Font: MesloLGS Nerd Font
MesloLGS Nerd Font everywhere — terminal, editor, status bar. One font across the entire environment means consistent character widths, icon rendering, and no surprises when switching contexts.
Editor: Neovim with LazyVim
I keep coming back to vim. After years of maintaining a hand-crafted config, I switched to LazyVim — a curated Neovim distribution that provides sensible defaults for LSP, completion, file navigation, and git integration. I still customize it, but I no longer maintain the scaffolding.

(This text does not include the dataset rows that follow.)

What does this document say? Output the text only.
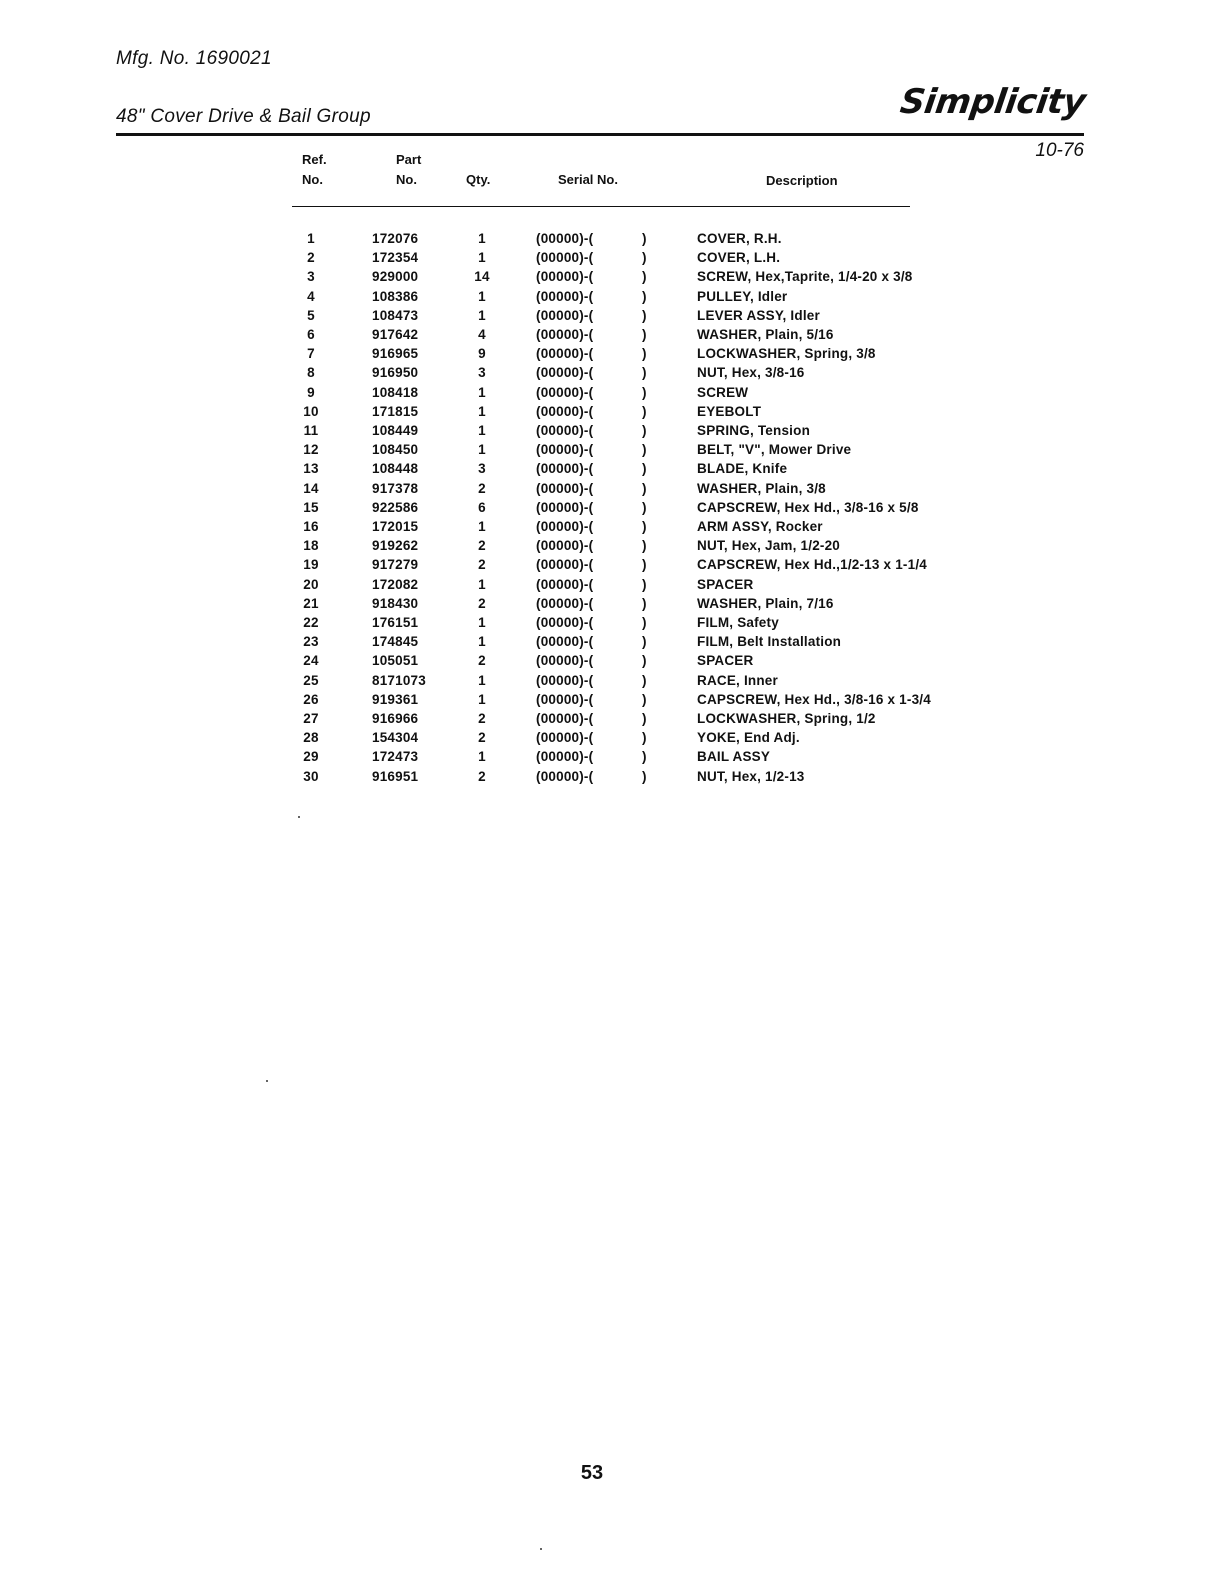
Mfg. No. 1690021
48" Cover Drive & Bail Group	Simplicity
10-76
Ref.
No.
Part
No.	Qty.	Serial No.	Description
1	172076	1	(00000)-(	)	COVER, R.H.
2	172354	1	(00000)-(	)	COVER, L.H.
3	929000	14	(00000)-(	)	SCREW, Hex,Taprite, 1/4-20 x 3/8
4	108386	1	(00000)-(	)	PULLEY, Idler
5	108473	1	(00000)-(	)	LEVER ASSY, Idler
6	917642	4	(00000)-(	)	WASHER, Plain, 5/16
7	916965	9	(00000)-(	)	LOCKWASHER, Spring, 3/8
8	916950	3	(00000)-(	)	NUT, Hex, 3/8-16
9	108418	1	(00000)-(	)	SCREW
10	171815	1	(00000)-(	)	EYEBOLT
11	108449	1	(00000)-(	)	SPRING, Tension
12	108450	1	(00000)-(	)	BELT, "V", Mower Drive
13	108448	3	(00000)-(	)	BLADE, Knife
14	917378	2	(00000)-(	)	WASHER, Plain, 3/8
15	922586	6	(00000)-(	)	CAPSCREW, Hex Hd., 3/8-16 x 5/8
16	172015	1	(00000)-(	)	ARM ASSY, Rocker
18	919262	2	(00000)-(	)	NUT, Hex, Jam, 1/2-20
19	917279	2	(00000)-(	)	CAPSCREW, Hex Hd.,1/2-13 x 1-1/4
20	172082	1	(00000)-(	)	SPACER
21	918430	2	(00000)-(	)	WASHER, Plain, 7/16
22	176151	1	(00000)-(	)	FILM, Safety
23	174845	1	(00000)-(	)	FILM, Belt Installation
24	105051	2	(00000)-(	)	SPACER
25	8171073	1	(00000)-(	)	RACE, Inner
26	919361	1	(00000)-(	)	CAPSCREW, Hex Hd., 3/8-16 x 1-3/4
27	916966	2	(00000)-(	)	LOCKWASHER, Spring, 1/2
28	154304	2	(00000)-(	)	YOKE, End Adj.
29	172473	1	(00000)-(	)	BAIL ASSY
30	916951	2	(00000)-(	)	NUT, Hex, 1/2-13
53
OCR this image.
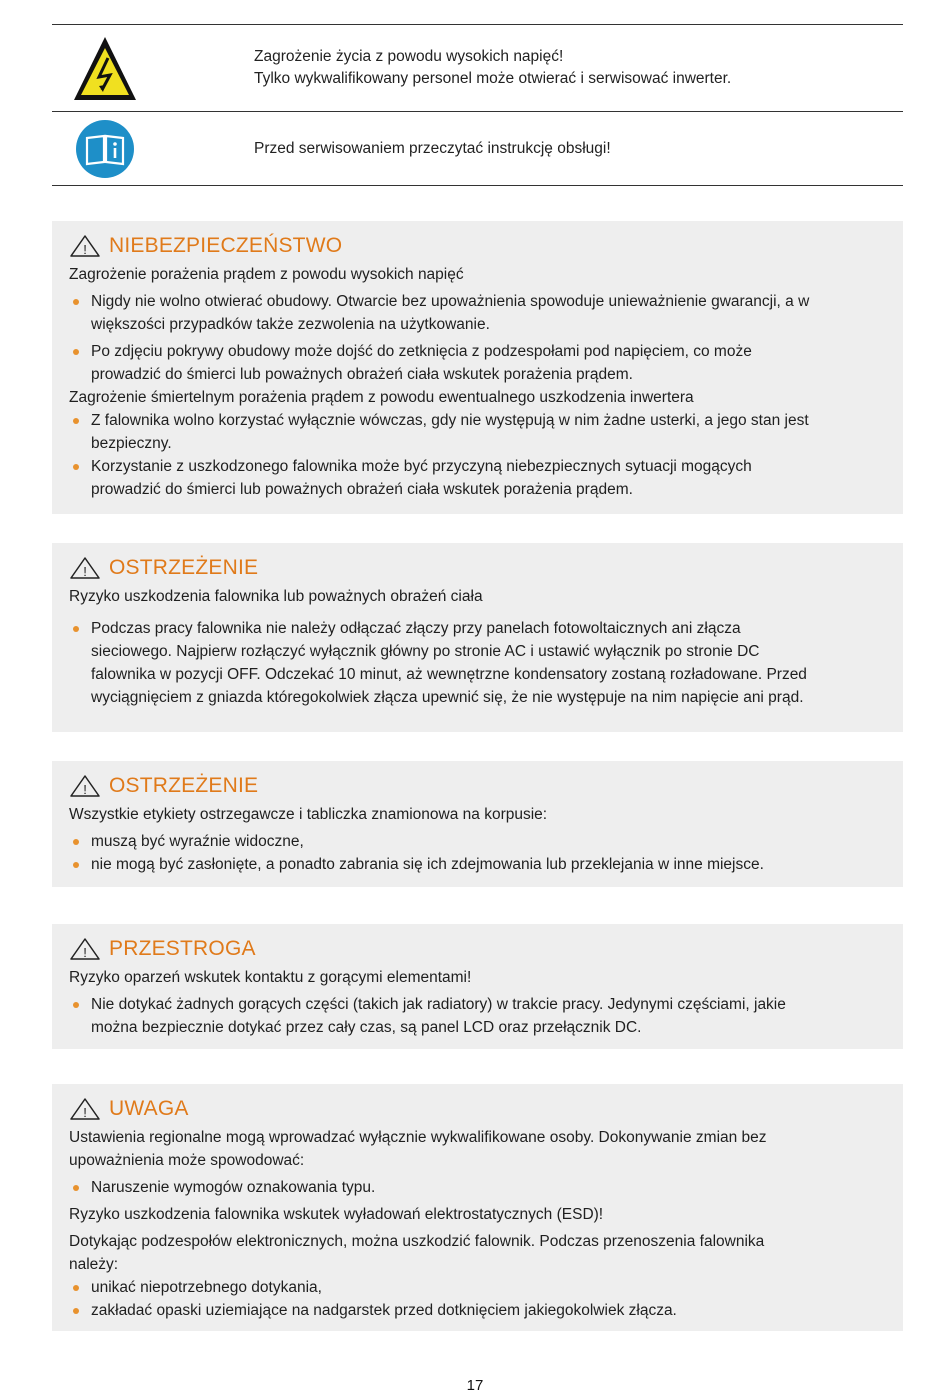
Zagrożenie życia z powodu wysokich napięć!
Tylko wykwalifikowany personel może otwierać i serwisować inwerter.
Przed serwisowaniem przeczytać instrukcję obsługi!
! NIEBEZPIECZEŃSTWO
Zagrożenie porażenia prądem z powodu wysokich napięć
Nigdy nie wolno otwierać obudowy. Otwarcie bez upoważnienia spowoduje unieważnienie gwarancji, a w
większości przypadków także zezwolenia na użytkowanie.
Po zdjęciu pokrywy obudowy może dojść do zetknięcia z podzespołami pod napięciem, co może
prowadzić do śmierci lub poważnych obrażeń ciała wskutek porażenia prądem.
Zagrożenie śmiertelnym porażenia prądem z powodu ewentualnego uszkodzenia inwertera
Z falownika wolno korzystać wyłącznie wówczas, gdy nie występują w nim żadne usterki, a jego stan jest
bezpieczny.
Korzystanie z uszkodzonego falownika może być przyczyną niebezpiecznych sytuacji mogących
prowadzić do śmierci lub poważnych obrażeń ciała wskutek porażenia prądem.
! OSTRZEŻENIE
Ryzyko uszkodzenia falownika lub poważnych obrażeń ciała
Podczas pracy falownika nie należy odłączać złączy przy panelach fotowoltaicznych ani złącza
sieciowego. Najpierw rozłączyć wyłącznik główny po stronie AC i ustawić wyłącznik po stronie DC
falownika w pozycji OFF. Odczekać 10 minut, aż wewnętrzne kondensatory zostaną rozładowane. Przed
wyciągnięciem z gniazda któregokolwiek złącza upewnić się, że nie występuje na nim napięcie ani prąd.
! OSTRZEŻENIE
Wszystkie etykiety ostrzegawcze i tabliczka znamionowa na korpusie:
muszą być wyraźnie widoczne,
nie mogą być zasłonięte, a ponadto zabrania się ich zdejmowania lub przeklejania w inne miejsce.
! PRZESTROGA
Ryzyko oparzeń wskutek kontaktu z gorącymi elementami!
Nie dotykać żadnych gorących części (takich jak radiatory) w trakcie pracy. Jedynymi częściami, jakie
można bezpiecznie dotykać przez cały czas, są panel LCD oraz przełącznik DC.
! UWAGA
Ustawienia regionalne mogą wprowadzać wyłącznie wykwalifikowane osoby. Dokonywanie zmian bez
upoważnienia może spowodować:
Naruszenie wymogów oznakowania typu.
Ryzyko uszkodzenia falownika wskutek wyładowań elektrostatycznych (ESD)!
Dotykając podzespołów elektronicznych, można uszkodzić falownik. Podczas przenoszenia falownika
należy:
unikać niepotrzebnego dotykania,
zakładać opaski uziemiające na nadgarstek przed dotknięciem jakiegokolwiek złącza.
17
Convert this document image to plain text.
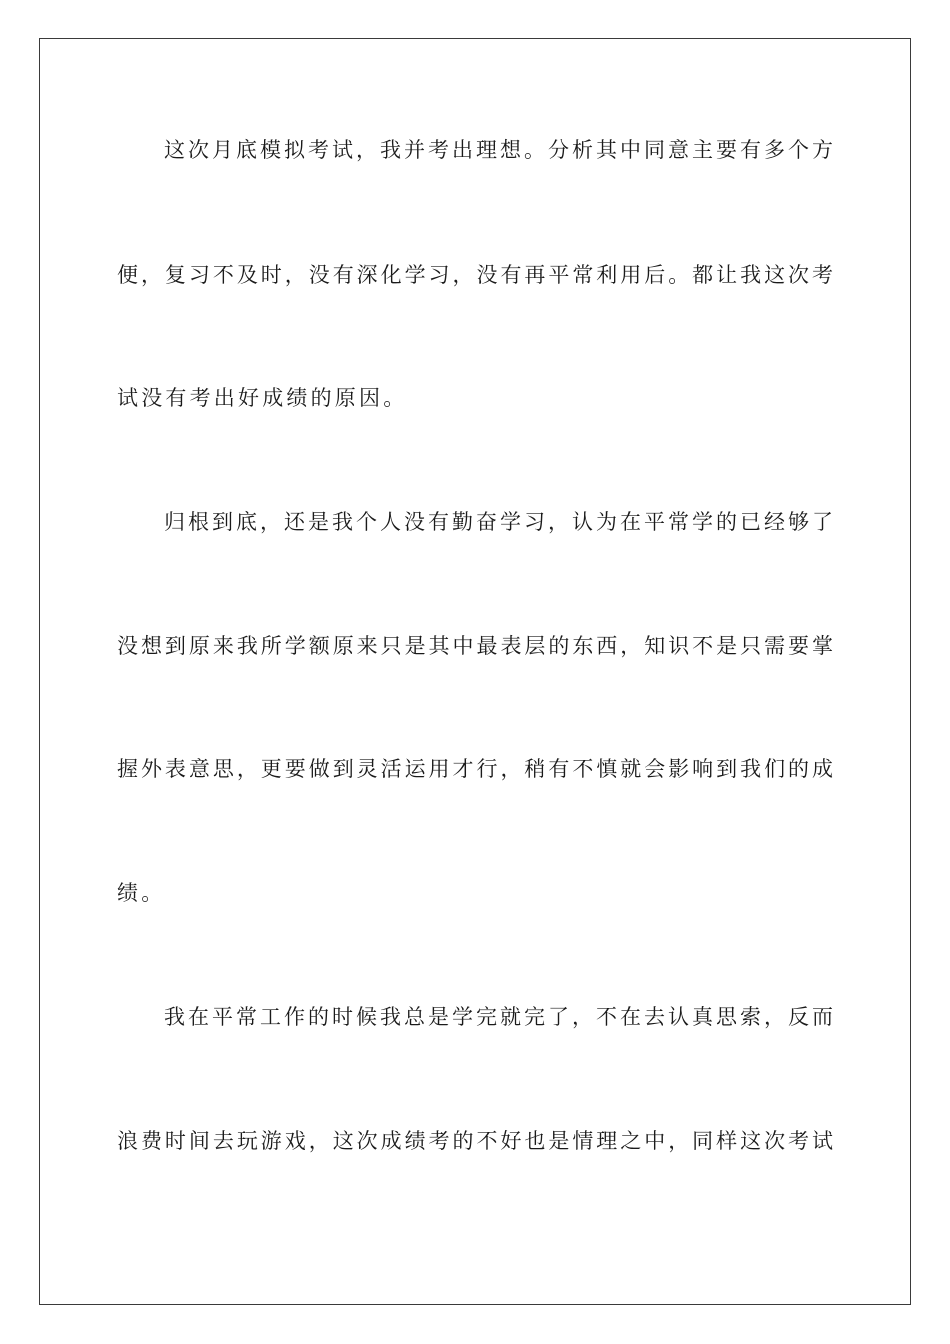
这次月底模拟考试，我并考出理想。分析其中同意主要有多个方
便，复习不及时，没有深化学习，没有再平常利用后。都让我这次考
试没有考出好成绩的原因。
归根到底，还是我个人没有勤奋学习，认为在平常学的已经够了
没想到原来我所学额原来只是其中最表层的东西，知识不是只需要掌
握外表意思，更要做到灵活运用才行，稍有不慎就会影响到我们的成
绩。
我在平常工作的时候我总是学完就完了，不在去认真思索，反而
浪费时间去玩游戏，这次成绩考的不好也是情理之中，同样这次考试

The key advantage over GUI editors: it works identically over SSH, in containers, and across architectures. The same muscle memory applies whether I’m editing locally or on a remote server.
Security
The environment is encrypted at rest (LUKS full disk encryption on both machines). SSH keys live in a GPG agent with hardware-backed key storage — one agent for both GPG signing and SSH authentication.
Secrets in the dotfiles repository are encrypted with sops, so the repo stays public while credentials remain private. Passwords live in KeePassXC, accessible via a keyboard shortcut from any workspace.
Why This Still Works (2026)
This setup has been running for years with only incremental changes — a terminal swap here, a new rofi mode there. The core choices (Arch, Sway, Neovim, chezmoi) age well because they avoid abstraction layers that rot. There’s no desktop environment to deprecate features, no framework to break upgrades, no cloud dependency to shut down.
The Wayland ecosystem maturing validated the early Sway bet. Foot, Waybar, and Rofi all work better on Wayland now than X11 ever did. The only real change in years was moving from Alacritty to WezTerm to foot — each time simplifying, not adding complexity.
Minimal tools that do one thing well tend to outlast feature-rich alternatives.